A day trip from Rome to the beautiful island of Capri requires a full day, but it is well worth it. After a train ride from Rome to Naples, you then will enjoy a scenic boat ride across the Gulf of Naples to the main port of Capri, Marina Grande. At this lively port, you can browse a variety of shops, savor great food at a terraced cafe and watch people passing by as well as colorful boats coming in and out. Capri offers several fantastic attractions, but the one not to miss is the Blue Grotto, a cave that reveals a brilliant reflection of blue and emerald-colored water. The cave can be accessed by a short boat ride from Marina Grande. Other attractions include Mount Solaro, Capri’s highest point. A chair lift takes visitors to the top of the mountain which offers stunning views of the island and sea. The lovely Villa San Michele in the town of Anacapri is also worth a visit with its stunning gardens, Phoenician steps, cafe and museum.
Stunning scenery is what the Amalfi Coast is all about: picturesque towns built on hills and cliffs that drop off into the sea below. Some towns are built right up to the water, with craggy mountains as the backdrop. No wonder the Amalfi Coast is one of Italy’s most popular tourist destinations. The region is popular with celebrities, especially Positano with its glitzy boutiques.

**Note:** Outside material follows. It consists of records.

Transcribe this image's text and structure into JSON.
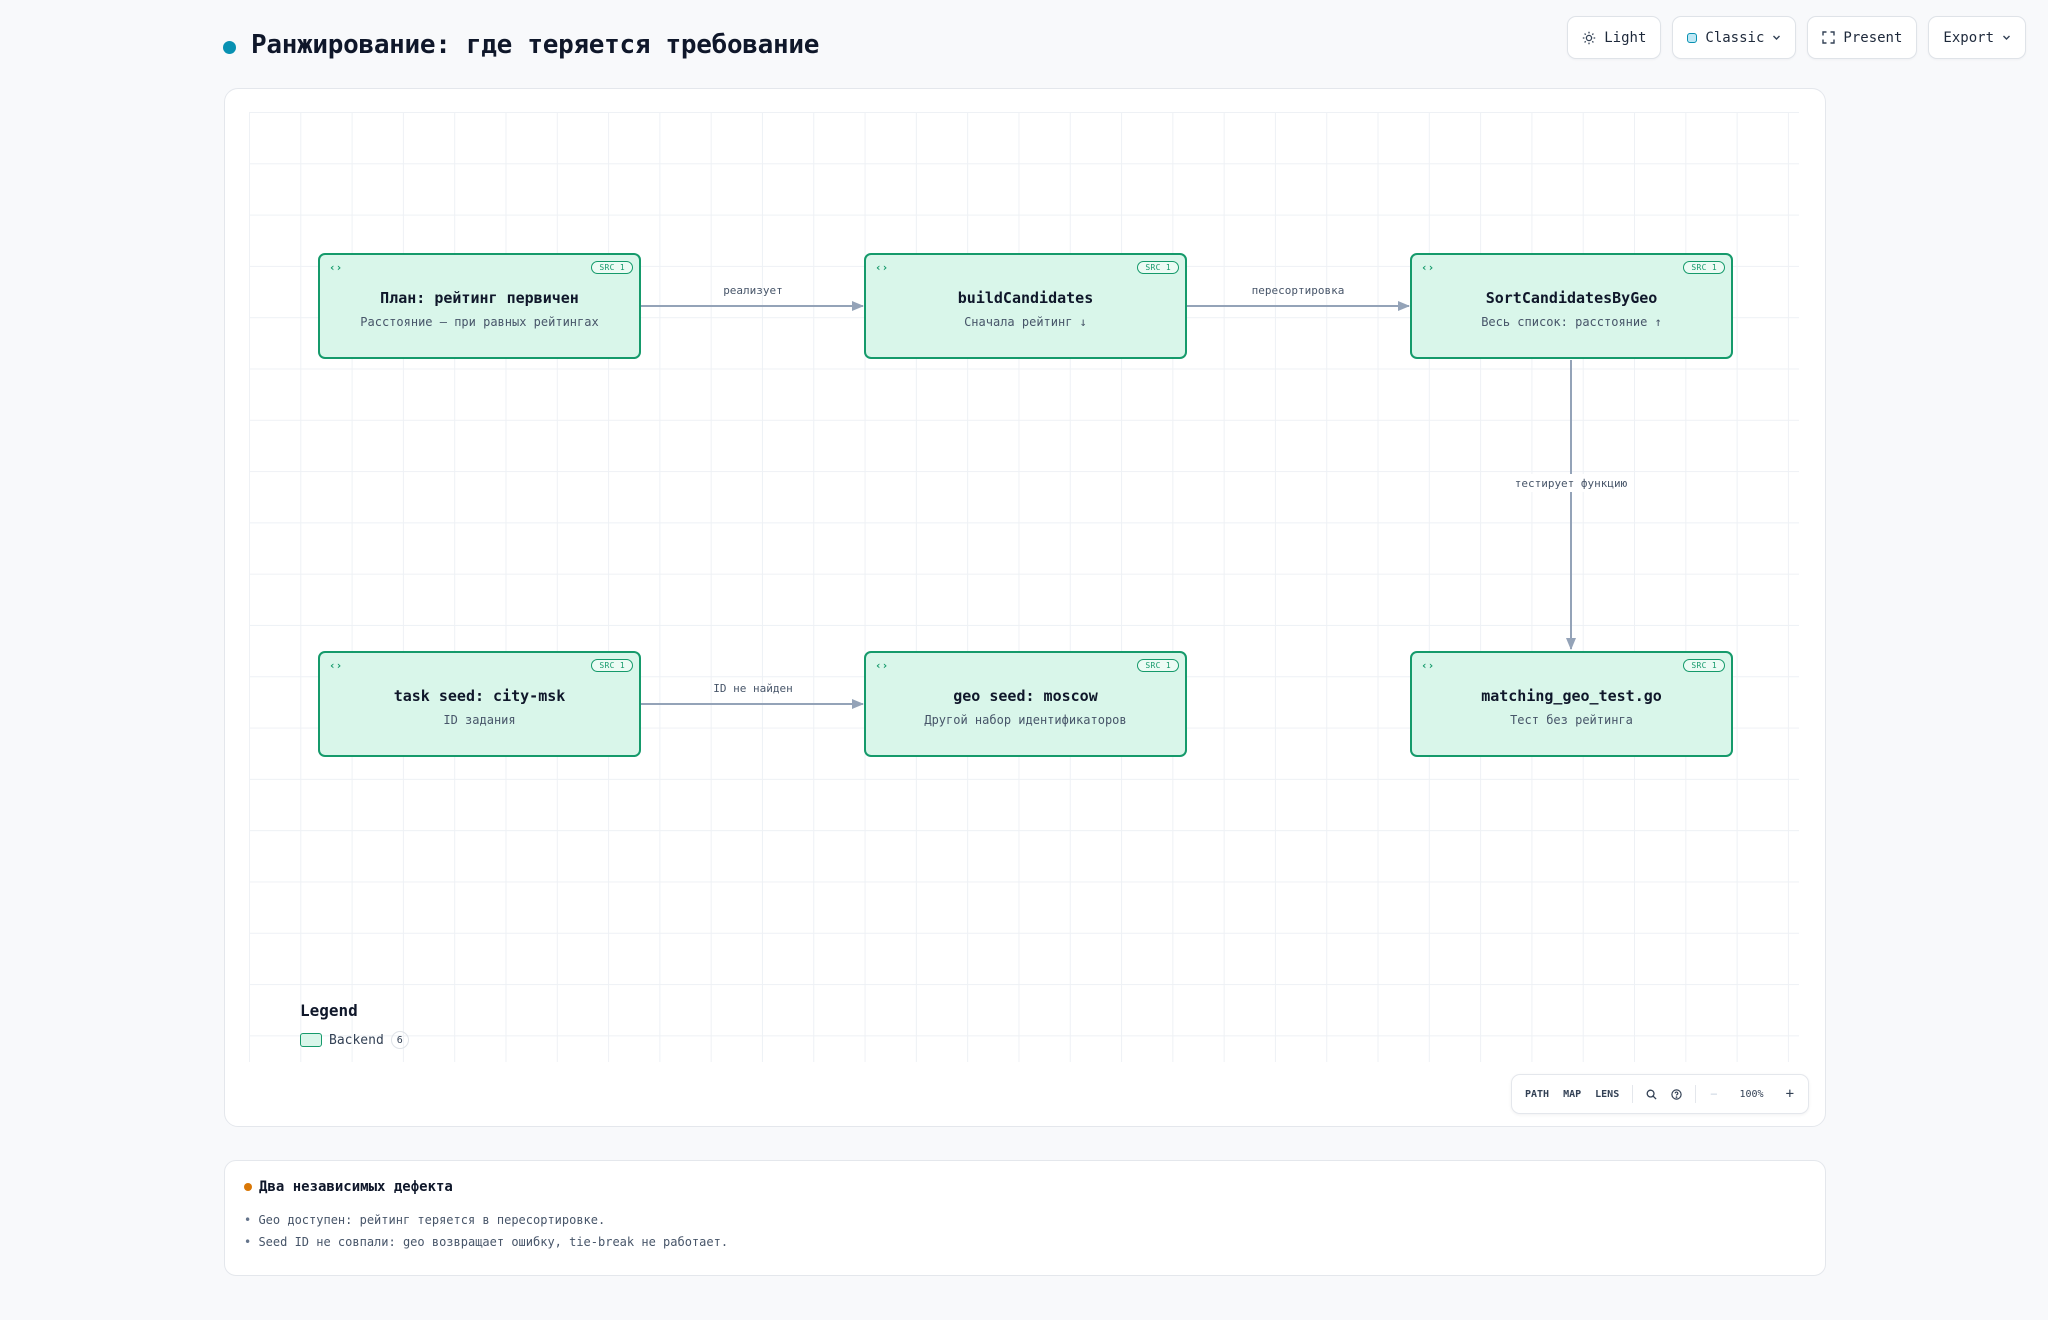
{
  "header": {
    "title": "Ранжирование: где теряется требование",
    "accent_color": "#0891b2"
  },
  "toolbar": {
    "theme_label": "Light",
    "theme_icon": "sun-icon",
    "style_label": "Classic",
    "present_label": "Present",
    "present_icon": "fullscreen-icon",
    "export_label": "Export"
  },
  "diagram": {
    "node_style": {
      "fill": "#d9f6ea",
      "border": "#159a6b"
    },
    "nodes": [
      {
        "id": "plan",
        "code_icon": "‹›",
        "src_badge": "SRC 1",
        "title": "План: рейтинг первичен",
        "subtitle": "Расстояние — при равных рейтингах"
      },
      {
        "id": "build",
        "code_icon": "‹›",
        "src_badge": "SRC 1",
        "title": "buildCandidates",
        "subtitle": "Сначала рейтинг ↓"
      },
      {
        "id": "sort",
        "code_icon": "‹›",
        "src_badge": "SRC 1",
        "title": "SortCandidatesByGeo",
        "subtitle": "Весь список: расстояние ↑"
      },
      {
        "id": "task",
        "code_icon": "‹›",
        "src_badge": "SRC 1",
        "title": "task seed: city-msk",
        "subtitle": "ID задания"
      },
      {
        "id": "geo",
        "code_icon": "‹›",
        "src_badge": "SRC 1",
        "title": "geo seed: moscow",
        "subtitle": "Другой набор идентификаторов"
      },
      {
        "id": "test",
        "code_icon": "‹›",
        "src_badge": "SRC 1",
        "title": "matching_geo_test.go",
        "subtitle": "Тест без рейтинга"
      }
    ],
    "edges": [
      {
        "from": "plan",
        "to": "build",
        "label": "реализует"
      },
      {
        "from": "build",
        "to": "sort",
        "label": "пересортировка"
      },
      {
        "from": "sort",
        "to": "test",
        "label": "тестирует функцию"
      },
      {
        "from": "task",
        "to": "geo",
        "label": "ID не найден"
      }
    ],
    "edge_color": "#94a3b8"
  },
  "legend": {
    "title": "Legend",
    "items": [
      {
        "label": "Backend",
        "count": "6"
      }
    ]
  },
  "controls": {
    "path_label": "PATH",
    "map_label": "MAP",
    "lens_label": "LENS",
    "zoom_level": "100%",
    "minus_label": "−",
    "plus_label": "+"
  },
  "notes": {
    "accent_color": "#d97706",
    "title": "Два независимых дефекта",
    "items": [
      "Geo доступен: рейтинг теряется в пересортировке.",
      "Seed ID не совпали: geo возвращает ошибку, tie-break не работает."
    ]
  }
}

Perhaps they fell in love with the region while filming movies and TV shows here; that’s very easy to do here. It’s also easy to fall in love with limoncello, a liqueur made from Amalfi lemons. The Amalfi Coast is dotted with quaint villages, each with at least one old church worth visiting and some with palatial Roman villas. Located between the gulfs of Naples and Salerno, there’s only one very scenic road through the region, but the towns are easily accessible by ferry.
No visit to Rome would be complete without a day trip to Pompeii. The fastest way to get to Italy’s most popular attraction is to take the train from Rome to Naples and then the Circumvesuviana train route to the ancient site. Both train rides together may take two hours, but you would never forgive yourself if you didn’t visit it after being so nearby it. With either a guided tour or an audio tour, you can walk among the streets of this ruined metropolis to learn about its history and see what remains of 2,000 year old shops, restaurants, residential homes, baths and brothels as well as political, religious and commercial centers. There are also plastered body casts of actual people who died in the catastrophic volcanic eruption of 79 AD. The National Archeological Museum of Pompeii contains a fascinating collection of artifacts and art works that were excavated from the Pompeii site.